What Participating Medicare and Medicaid Providers and Suppliers Does the New Rule Cover?

  • Ambulatory Surgical Centers (ASCs)
  • Hospices
  • Psychiatric residential treatment facilities (PRTFs) 
  • Programs of All-Inclusive Care for the Elderly (PACE)
  • Hospitals (acute care hospitals, psychiatric hospitals, long term care hospitals, children’s hospitals, hospital swing beds, transplant centers, cancer hospitals, and rehabilitation hospitals)
  • Long Term Care (LTC) Facilities, including SNFs and NFs, generally referred to as nursing homes
  • Intermediate Care Facilities for Individuals with Intellectual Disabilities (ICFs-IID)
  • Home Health Agencies (HHAs)
  • Comprehensive Outpatient Rehabilitation Facilities (CORFs) 
  • Critical Access Hospitals (CAHs)
  • Clinics, rehabilitation agencies, and public health agencies as providers of outpatient physical therapy and speech-language pathology services 
  • Community Mental Health Centers (CMHCs)
  • Home Infusion Therapy (HIT) suppliers
  • Rural Health Clinics (RHCs)/Federally Qualified Health Centers (FQHCs)
  • End-Stage Renal Disease (ESRD) Facilities

Why and Under What Authority Did CMS Issue This New Regulation?

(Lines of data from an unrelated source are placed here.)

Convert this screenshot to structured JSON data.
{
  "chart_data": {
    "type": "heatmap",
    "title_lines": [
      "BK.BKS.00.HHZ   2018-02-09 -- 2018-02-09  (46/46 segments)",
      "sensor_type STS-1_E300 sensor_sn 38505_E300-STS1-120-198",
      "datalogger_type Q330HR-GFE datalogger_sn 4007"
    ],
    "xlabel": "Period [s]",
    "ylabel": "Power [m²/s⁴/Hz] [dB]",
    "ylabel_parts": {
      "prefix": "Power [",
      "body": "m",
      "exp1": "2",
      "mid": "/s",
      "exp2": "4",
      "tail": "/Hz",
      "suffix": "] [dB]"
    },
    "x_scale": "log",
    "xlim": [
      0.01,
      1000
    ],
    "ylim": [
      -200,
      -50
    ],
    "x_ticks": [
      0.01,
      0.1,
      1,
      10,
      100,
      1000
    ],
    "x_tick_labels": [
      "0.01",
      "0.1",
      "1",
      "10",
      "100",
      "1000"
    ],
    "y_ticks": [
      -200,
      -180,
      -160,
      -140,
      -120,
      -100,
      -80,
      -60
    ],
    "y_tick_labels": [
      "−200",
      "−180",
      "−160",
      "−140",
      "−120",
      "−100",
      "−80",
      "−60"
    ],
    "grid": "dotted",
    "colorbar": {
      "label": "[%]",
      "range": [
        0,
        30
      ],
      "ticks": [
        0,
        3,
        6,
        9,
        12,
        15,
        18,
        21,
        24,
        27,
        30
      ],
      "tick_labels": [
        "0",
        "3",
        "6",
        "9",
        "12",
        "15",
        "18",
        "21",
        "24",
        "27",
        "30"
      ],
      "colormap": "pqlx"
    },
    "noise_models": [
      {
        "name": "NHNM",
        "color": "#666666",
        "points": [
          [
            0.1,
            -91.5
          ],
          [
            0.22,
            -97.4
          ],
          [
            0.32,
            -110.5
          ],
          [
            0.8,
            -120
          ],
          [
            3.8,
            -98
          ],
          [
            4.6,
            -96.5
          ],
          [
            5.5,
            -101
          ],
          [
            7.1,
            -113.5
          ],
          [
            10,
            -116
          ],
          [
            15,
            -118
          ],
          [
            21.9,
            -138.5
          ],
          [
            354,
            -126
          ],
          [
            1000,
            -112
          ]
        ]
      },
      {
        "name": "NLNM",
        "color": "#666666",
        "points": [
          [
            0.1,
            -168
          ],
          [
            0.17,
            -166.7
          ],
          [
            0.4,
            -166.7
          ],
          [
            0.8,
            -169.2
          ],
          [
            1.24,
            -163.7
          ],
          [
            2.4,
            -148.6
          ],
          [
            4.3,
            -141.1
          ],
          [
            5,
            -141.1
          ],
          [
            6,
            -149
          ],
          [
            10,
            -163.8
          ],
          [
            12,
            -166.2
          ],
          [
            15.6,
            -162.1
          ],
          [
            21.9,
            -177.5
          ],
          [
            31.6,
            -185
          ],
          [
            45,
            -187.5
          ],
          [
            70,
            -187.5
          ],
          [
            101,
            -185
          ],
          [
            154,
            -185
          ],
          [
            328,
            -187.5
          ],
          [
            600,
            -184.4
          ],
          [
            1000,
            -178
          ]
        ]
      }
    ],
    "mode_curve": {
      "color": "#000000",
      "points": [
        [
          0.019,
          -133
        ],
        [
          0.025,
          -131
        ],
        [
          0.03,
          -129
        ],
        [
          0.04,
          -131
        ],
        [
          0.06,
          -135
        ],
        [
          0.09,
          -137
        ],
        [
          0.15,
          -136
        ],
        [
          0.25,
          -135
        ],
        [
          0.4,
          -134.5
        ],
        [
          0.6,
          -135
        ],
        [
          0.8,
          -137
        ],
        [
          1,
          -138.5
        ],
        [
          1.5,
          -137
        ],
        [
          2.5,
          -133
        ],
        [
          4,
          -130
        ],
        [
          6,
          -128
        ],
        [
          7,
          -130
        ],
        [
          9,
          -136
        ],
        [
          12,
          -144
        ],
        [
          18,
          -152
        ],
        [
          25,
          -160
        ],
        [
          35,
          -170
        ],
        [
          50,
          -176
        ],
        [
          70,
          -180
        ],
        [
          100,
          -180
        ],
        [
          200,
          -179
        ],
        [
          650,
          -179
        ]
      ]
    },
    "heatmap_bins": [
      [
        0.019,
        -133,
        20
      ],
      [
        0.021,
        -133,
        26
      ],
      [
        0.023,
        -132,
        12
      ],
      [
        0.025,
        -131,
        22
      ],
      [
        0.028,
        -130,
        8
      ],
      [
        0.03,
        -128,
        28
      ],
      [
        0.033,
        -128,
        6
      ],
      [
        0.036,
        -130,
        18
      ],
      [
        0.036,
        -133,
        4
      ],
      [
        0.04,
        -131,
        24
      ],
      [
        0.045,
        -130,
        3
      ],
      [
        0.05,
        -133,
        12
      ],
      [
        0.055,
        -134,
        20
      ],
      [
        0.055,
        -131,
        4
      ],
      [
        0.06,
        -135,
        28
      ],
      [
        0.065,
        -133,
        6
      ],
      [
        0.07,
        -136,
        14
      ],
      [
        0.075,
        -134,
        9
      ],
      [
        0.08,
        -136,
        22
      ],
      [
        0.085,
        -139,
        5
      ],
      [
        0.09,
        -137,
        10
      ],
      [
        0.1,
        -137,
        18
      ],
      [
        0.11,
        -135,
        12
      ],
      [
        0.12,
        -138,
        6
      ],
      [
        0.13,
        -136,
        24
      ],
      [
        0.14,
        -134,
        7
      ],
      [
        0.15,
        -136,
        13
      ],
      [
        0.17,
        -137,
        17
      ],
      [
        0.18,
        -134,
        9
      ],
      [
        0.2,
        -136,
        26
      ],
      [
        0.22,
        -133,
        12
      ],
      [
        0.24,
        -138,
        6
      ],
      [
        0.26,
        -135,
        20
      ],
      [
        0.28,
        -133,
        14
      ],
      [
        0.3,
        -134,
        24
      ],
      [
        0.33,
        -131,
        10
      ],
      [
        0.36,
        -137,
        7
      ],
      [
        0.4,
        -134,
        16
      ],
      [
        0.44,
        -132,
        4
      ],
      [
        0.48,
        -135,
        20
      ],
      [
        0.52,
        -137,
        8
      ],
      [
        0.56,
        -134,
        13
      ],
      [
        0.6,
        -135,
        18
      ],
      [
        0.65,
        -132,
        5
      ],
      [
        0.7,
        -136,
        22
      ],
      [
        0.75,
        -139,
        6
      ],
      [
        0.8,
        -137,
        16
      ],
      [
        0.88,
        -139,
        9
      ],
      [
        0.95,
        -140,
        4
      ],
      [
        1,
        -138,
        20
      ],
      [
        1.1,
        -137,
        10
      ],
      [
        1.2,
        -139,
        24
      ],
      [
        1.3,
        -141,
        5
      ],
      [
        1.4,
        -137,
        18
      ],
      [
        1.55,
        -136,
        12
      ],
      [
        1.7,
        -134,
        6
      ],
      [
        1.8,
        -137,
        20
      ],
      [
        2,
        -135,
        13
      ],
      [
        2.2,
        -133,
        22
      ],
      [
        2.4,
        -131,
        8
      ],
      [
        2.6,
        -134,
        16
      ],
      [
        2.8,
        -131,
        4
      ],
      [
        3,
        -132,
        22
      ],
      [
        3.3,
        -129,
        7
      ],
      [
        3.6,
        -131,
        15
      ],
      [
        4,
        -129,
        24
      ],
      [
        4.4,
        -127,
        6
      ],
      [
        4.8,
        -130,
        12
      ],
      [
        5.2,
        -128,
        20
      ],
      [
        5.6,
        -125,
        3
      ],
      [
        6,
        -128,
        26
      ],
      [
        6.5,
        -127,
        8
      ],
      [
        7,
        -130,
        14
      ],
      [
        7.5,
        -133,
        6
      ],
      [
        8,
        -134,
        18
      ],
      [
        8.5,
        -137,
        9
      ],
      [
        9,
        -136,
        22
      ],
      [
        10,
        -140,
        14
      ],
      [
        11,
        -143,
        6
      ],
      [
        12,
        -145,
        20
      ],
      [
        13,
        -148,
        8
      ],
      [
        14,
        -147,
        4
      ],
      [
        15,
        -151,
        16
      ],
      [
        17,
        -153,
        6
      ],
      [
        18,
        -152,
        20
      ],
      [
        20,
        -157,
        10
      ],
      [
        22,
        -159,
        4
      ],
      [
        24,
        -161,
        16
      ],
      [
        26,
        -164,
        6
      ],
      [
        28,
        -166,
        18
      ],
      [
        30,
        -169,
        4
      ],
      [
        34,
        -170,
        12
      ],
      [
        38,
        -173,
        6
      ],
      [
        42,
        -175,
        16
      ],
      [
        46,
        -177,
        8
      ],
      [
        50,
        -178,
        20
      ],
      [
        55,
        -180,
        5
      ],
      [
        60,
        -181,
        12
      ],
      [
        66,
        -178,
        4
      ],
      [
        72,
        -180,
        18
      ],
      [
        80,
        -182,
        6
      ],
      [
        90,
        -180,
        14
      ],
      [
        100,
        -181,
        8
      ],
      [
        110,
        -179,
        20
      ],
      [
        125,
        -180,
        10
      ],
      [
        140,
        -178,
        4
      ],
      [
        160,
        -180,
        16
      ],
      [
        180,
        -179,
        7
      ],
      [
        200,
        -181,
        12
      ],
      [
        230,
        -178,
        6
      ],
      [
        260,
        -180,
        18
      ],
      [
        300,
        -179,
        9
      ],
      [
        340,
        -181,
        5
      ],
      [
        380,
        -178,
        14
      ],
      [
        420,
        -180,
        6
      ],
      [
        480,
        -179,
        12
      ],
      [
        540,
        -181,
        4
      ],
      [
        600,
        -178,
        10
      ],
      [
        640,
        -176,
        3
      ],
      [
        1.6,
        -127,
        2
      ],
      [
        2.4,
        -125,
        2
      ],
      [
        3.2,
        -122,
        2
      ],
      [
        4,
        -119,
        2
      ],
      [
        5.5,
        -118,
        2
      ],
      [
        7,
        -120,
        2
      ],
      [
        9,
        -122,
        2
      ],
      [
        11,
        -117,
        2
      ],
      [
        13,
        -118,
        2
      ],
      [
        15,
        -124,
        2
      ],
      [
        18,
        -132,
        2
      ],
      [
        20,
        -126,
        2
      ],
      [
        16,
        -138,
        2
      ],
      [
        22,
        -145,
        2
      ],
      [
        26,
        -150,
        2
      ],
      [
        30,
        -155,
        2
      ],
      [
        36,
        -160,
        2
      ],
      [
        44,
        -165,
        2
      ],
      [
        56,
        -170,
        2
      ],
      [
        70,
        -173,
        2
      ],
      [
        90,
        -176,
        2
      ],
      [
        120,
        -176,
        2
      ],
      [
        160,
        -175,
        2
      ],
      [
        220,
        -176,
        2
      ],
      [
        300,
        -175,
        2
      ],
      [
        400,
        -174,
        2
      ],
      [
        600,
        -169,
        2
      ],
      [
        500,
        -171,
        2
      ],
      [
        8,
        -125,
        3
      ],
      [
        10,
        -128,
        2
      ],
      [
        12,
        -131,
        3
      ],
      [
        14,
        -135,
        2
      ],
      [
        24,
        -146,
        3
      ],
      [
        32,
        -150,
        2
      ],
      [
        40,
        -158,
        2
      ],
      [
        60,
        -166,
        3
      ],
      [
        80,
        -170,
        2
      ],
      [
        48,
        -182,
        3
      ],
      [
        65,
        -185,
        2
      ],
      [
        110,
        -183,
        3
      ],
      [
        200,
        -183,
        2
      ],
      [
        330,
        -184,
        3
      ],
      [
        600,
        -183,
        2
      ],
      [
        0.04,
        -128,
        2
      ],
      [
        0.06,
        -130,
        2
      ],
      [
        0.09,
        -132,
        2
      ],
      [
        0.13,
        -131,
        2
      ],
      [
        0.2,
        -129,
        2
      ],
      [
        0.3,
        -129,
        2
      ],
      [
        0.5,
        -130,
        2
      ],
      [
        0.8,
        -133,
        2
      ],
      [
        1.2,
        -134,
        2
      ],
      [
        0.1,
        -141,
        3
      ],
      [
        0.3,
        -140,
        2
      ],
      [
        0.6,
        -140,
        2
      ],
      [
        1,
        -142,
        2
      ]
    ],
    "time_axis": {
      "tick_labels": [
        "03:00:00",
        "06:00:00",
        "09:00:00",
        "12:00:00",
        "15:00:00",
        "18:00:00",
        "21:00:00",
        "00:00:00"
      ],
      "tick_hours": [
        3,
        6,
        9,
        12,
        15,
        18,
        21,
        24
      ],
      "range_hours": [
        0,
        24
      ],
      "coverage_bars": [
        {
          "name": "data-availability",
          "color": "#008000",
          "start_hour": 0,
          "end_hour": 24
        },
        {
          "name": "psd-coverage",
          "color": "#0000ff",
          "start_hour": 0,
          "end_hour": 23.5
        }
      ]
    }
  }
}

In the introductory preamble of the rule, CMS goes through an exhaustive review of studies on COVID-19 and the transmission of the virus by and between staff at health care facilities and patients. Concluding that PPE alone is not as effective as vaccines in reducing transmission, CMS states that “health care staff vaccination rates remain too low in too many health care facilities and regions.”  MS also finds that “infection induced immunity is not equivalent to receiving the COVID-19 vaccine.”

All providers and suppliers who agree to participate in the Medicare and Medicaid programs also agree to comply with various Conditions of Participation set forth in federal regulations issued under statutory authority set forth in Title XVIII and Title XIX of the Social Security Act. The new rule creates an Infection Control condition of participation specific to a COVID-19 vaccination mandate. CMS considers the new rule necessary to protect patients and minimize unpredictable disruptions to operations and care when staff becomes infected with COVID-19.  

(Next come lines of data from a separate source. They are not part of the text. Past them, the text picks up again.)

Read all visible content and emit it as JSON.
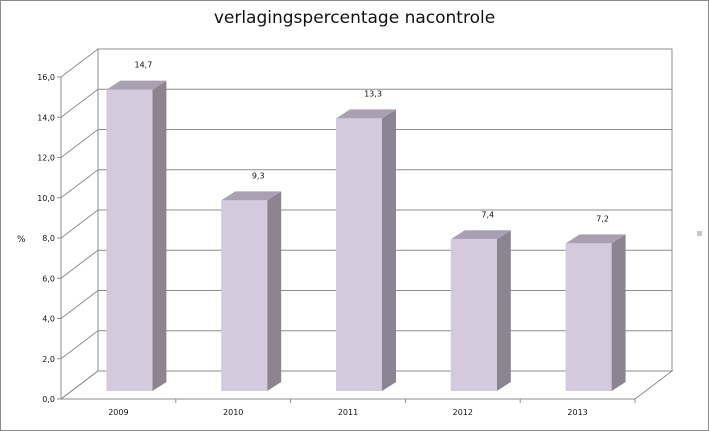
{
  "chart_data": {
    "type": "bar",
    "title": "verlagingspercentage nacontrole",
    "ylabel": "%",
    "xlabel": "",
    "categories": [
      "2009",
      "2010",
      "2011",
      "2012",
      "2013"
    ],
    "values": [
      14.7,
      9.3,
      13.3,
      7.4,
      7.2
    ],
    "value_labels": [
      "14,7",
      "9,3",
      "13,3",
      "7,4",
      "7,2"
    ],
    "y_ticks": [
      "0,0",
      "2,0",
      "4,0",
      "6,0",
      "8,0",
      "10,0",
      "12,0",
      "14,0",
      "16,0"
    ],
    "ylim": [
      0,
      16
    ],
    "grid": true,
    "legend_position": "right",
    "colors": {
      "bar_front": "#d3cbdd",
      "bar_top": "#a9a1b1",
      "bar_side": "#8a8590",
      "grid": "#8c8c8c",
      "wall": "#ffffff"
    }
  }
}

Compliance and Enforcement Concerns

Non-compliance with other CMS Conditions of Participation place the participating provider at risk for false claims act liability, civil monetary penalties, and exclusion from the Medicare program. Failure to comply with the new COVID-19 infection control rule place providers at the same risks despite the accelerated implementation date and the lack of guidance on how the new rule will be enforced.  

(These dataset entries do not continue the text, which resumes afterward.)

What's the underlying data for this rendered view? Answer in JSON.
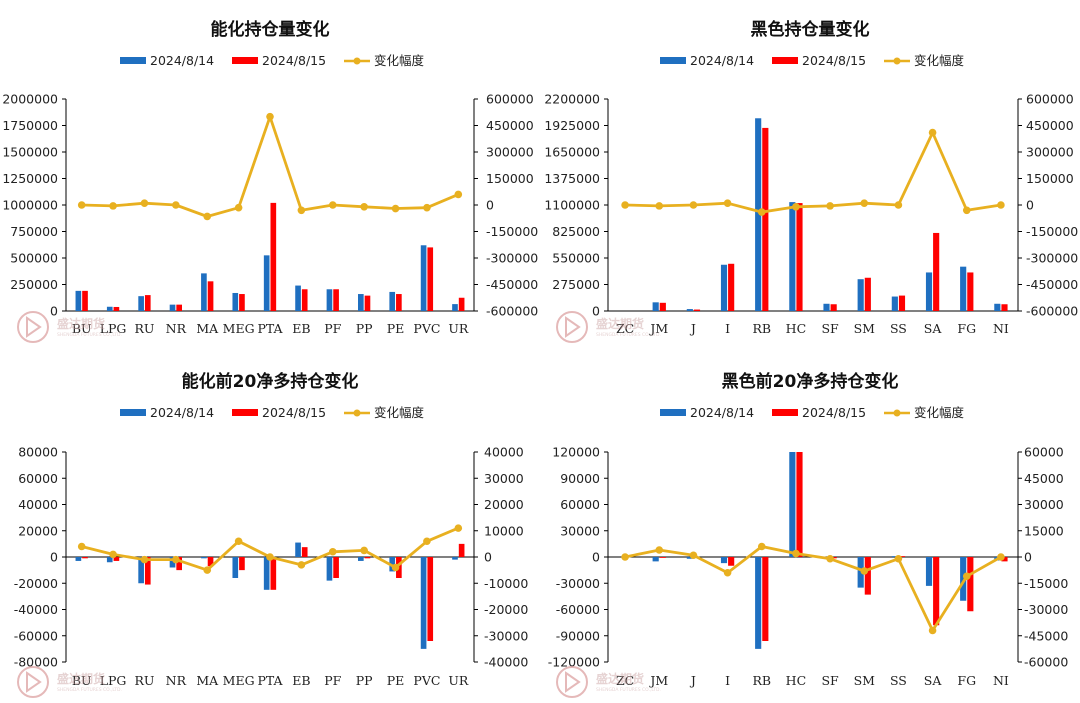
{
  "legend": {
    "series1": "2024/8/14",
    "series2": "2024/8/15",
    "change": "变化幅度"
  },
  "colors": {
    "series1": "#1f6fc0",
    "series2": "#ff0000",
    "change": "#e8b020"
  },
  "watermark": {
    "text": "盛达期货",
    "sub": "SHENGDA FUTURES CO.,LTD."
  },
  "chart_data": [
    {
      "type": "bar",
      "title": "能化持仓量变化",
      "categories": [
        "BU",
        "LPG",
        "RU",
        "NR",
        "MA",
        "MEG",
        "PTA",
        "EB",
        "PF",
        "PP",
        "PE",
        "PVC",
        "UR"
      ],
      "series": [
        {
          "name": "2024/8/14",
          "values": [
            190000,
            40000,
            140000,
            60000,
            355000,
            170000,
            525000,
            240000,
            205000,
            160000,
            180000,
            620000,
            65000
          ]
        },
        {
          "name": "2024/8/15",
          "values": [
            190000,
            38000,
            150000,
            60000,
            280000,
            160000,
            1020000,
            205000,
            205000,
            145000,
            160000,
            600000,
            125000
          ]
        }
      ],
      "line": {
        "name": "变化幅度",
        "values": [
          0,
          -5000,
          10000,
          0,
          -65000,
          -15000,
          500000,
          -30000,
          0,
          -10000,
          -20000,
          -15000,
          60000
        ]
      },
      "ylim": [
        0,
        2000000
      ],
      "yticks": [
        0,
        250000,
        500000,
        750000,
        1000000,
        1250000,
        1500000,
        1750000,
        2000000
      ],
      "ytick_labels": [
        "0",
        "250000",
        "500000",
        "750000",
        "1000000",
        "1250000",
        "1500000",
        "1750000",
        "2000000"
      ],
      "y2lim": [
        -600000,
        600000
      ],
      "y2ticks": [
        -600000,
        -450000,
        -300000,
        -150000,
        0,
        150000,
        300000,
        450000,
        600000
      ],
      "y2tick_labels": [
        "-600000",
        "-450000",
        "-300000",
        "-150000",
        "0",
        "150000",
        "300000",
        "450000",
        "600000"
      ],
      "legend_position": "top"
    },
    {
      "type": "bar",
      "title": "黑色持仓量变化",
      "categories": [
        "ZC",
        "JM",
        "J",
        "I",
        "RB",
        "HC",
        "SF",
        "SM",
        "SS",
        "SA",
        "FG",
        "NI"
      ],
      "series": [
        {
          "name": "2024/8/14",
          "values": [
            0,
            90000,
            20000,
            480000,
            2000000,
            1130000,
            75000,
            330000,
            150000,
            400000,
            460000,
            75000
          ]
        },
        {
          "name": "2024/8/15",
          "values": [
            0,
            85000,
            15000,
            490000,
            1900000,
            1120000,
            70000,
            345000,
            160000,
            810000,
            400000,
            70000
          ]
        }
      ],
      "line": {
        "name": "变化幅度",
        "values": [
          0,
          -5000,
          0,
          10000,
          -40000,
          -10000,
          -5000,
          10000,
          0,
          410000,
          -30000,
          0
        ]
      },
      "ylim": [
        0,
        2200000
      ],
      "yticks": [
        0,
        275000,
        550000,
        825000,
        1100000,
        1375000,
        1650000,
        1925000,
        2200000
      ],
      "ytick_labels": [
        "0",
        "275000",
        "550000",
        "825000",
        "1100000",
        "1375000",
        "1650000",
        "1925000",
        "2200000"
      ],
      "y2lim": [
        -600000,
        600000
      ],
      "y2ticks": [
        -600000,
        -450000,
        -300000,
        -150000,
        0,
        150000,
        300000,
        450000,
        600000
      ],
      "y2tick_labels": [
        "-600000",
        "-450000",
        "-300000",
        "-150000",
        "0",
        "150000",
        "300000",
        "450000",
        "600000"
      ],
      "legend_position": "top"
    },
    {
      "type": "bar",
      "title": "能化前20净多持仓变化",
      "categories": [
        "BU",
        "LPG",
        "RU",
        "NR",
        "MA",
        "MEG",
        "PTA",
        "EB",
        "PF",
        "PP",
        "PE",
        "PVC",
        "UR"
      ],
      "series": [
        {
          "name": "2024/8/14",
          "values": [
            -3000,
            -4000,
            -20000,
            -8000,
            -1000,
            -16000,
            -25000,
            11000,
            -18000,
            -3000,
            -11000,
            -70000,
            -2000
          ]
        },
        {
          "name": "2024/8/15",
          "values": [
            -1000,
            -3000,
            -21000,
            -10000,
            -7000,
            -10000,
            -25000,
            7500,
            -16000,
            -1000,
            -16000,
            -64000,
            10000
          ]
        }
      ],
      "line": {
        "name": "变化幅度",
        "values": [
          4000,
          1000,
          -1000,
          -1000,
          -5000,
          6000,
          0,
          -3000,
          2000,
          2500,
          -4000,
          6000,
          11000
        ]
      },
      "ylim": [
        -80000,
        80000
      ],
      "yticks": [
        -80000,
        -60000,
        -40000,
        -20000,
        0,
        20000,
        40000,
        60000,
        80000
      ],
      "ytick_labels": [
        "-80000",
        "-60000",
        "-40000",
        "-20000",
        "0",
        "20000",
        "40000",
        "60000",
        "80000"
      ],
      "y2lim": [
        -40000,
        40000
      ],
      "y2ticks": [
        -40000,
        -30000,
        -20000,
        -10000,
        0,
        10000,
        20000,
        30000,
        40000
      ],
      "y2tick_labels": [
        "-40000",
        "-30000",
        "-20000",
        "-10000",
        "0",
        "10000",
        "20000",
        "30000",
        "40000"
      ],
      "legend_position": "top"
    },
    {
      "type": "bar",
      "title": "黑色前20净多持仓变化",
      "categories": [
        "ZC",
        "JM",
        "J",
        "I",
        "RB",
        "HC",
        "SF",
        "SM",
        "SS",
        "SA",
        "FG",
        "NI"
      ],
      "series": [
        {
          "name": "2024/8/14",
          "values": [
            0,
            -5000,
            -2000,
            -7000,
            -105000,
            120000,
            -1000,
            -35000,
            1000,
            -33000,
            -50000,
            -4000
          ]
        },
        {
          "name": "2024/8/15",
          "values": [
            0,
            -1000,
            -1000,
            -10000,
            -96000,
            120000,
            -1500,
            -43000,
            1000,
            -78000,
            -62000,
            -5000
          ]
        }
      ],
      "line": {
        "name": "变化幅度",
        "values": [
          0,
          4000,
          1000,
          -9000,
          6000,
          2000,
          -1000,
          -8000,
          -1000,
          -42000,
          -11000,
          0
        ]
      },
      "ylim": [
        -120000,
        120000
      ],
      "yticks": [
        -120000,
        -90000,
        -60000,
        -30000,
        0,
        30000,
        60000,
        90000,
        120000
      ],
      "ytick_labels": [
        "-120000",
        "-90000",
        "-60000",
        "-30000",
        "0",
        "30000",
        "60000",
        "90000",
        "120000"
      ],
      "y2lim": [
        -60000,
        60000
      ],
      "y2ticks": [
        -60000,
        -45000,
        -30000,
        -15000,
        0,
        15000,
        30000,
        45000,
        60000
      ],
      "y2tick_labels": [
        "-60000",
        "-45000",
        "-30000",
        "-15000",
        "0",
        "15000",
        "30000",
        "45000",
        "60000"
      ],
      "legend_position": "top"
    }
  ]
}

For example, it is possible that a participating provider may be held strictly liable for issuing a religious or medical exemption that the state surveying agency or CMS deems inappropriate. Similarly, if a provider unknowingly accepts false documentation of vaccination such as a forged CDC Vaccination Record, that provider may nevertheless be subject to sanctions. In the new rule, CMS says that one of the sanctions may be the denial of payment for new admissions. However, the denial of payment sanction does not seem to preclude false claims liability for payments already made during the period of non-compliance and possible whistleblower actions.

Takeaways and Suggestions

  • Develop a plan to address how persons other than employees and volunteers will need to comply with the new requirement, including contractors providing clinical services or support, medical staff members, licensed health care professionals, and residents.
  • Be prepared for an audit by the state surveying agency to verify you have a compliant policy and procedure as well as adequate records and documentation of vaccinations received by covered individuals.
  • Integrate COVID-19 vaccination into your organization’s audit and compliance monitoring program.
  • Consider submitting a comment to CMS regarding this interim final rule to request clarification or register concerns as it relates to implementation and enforcement.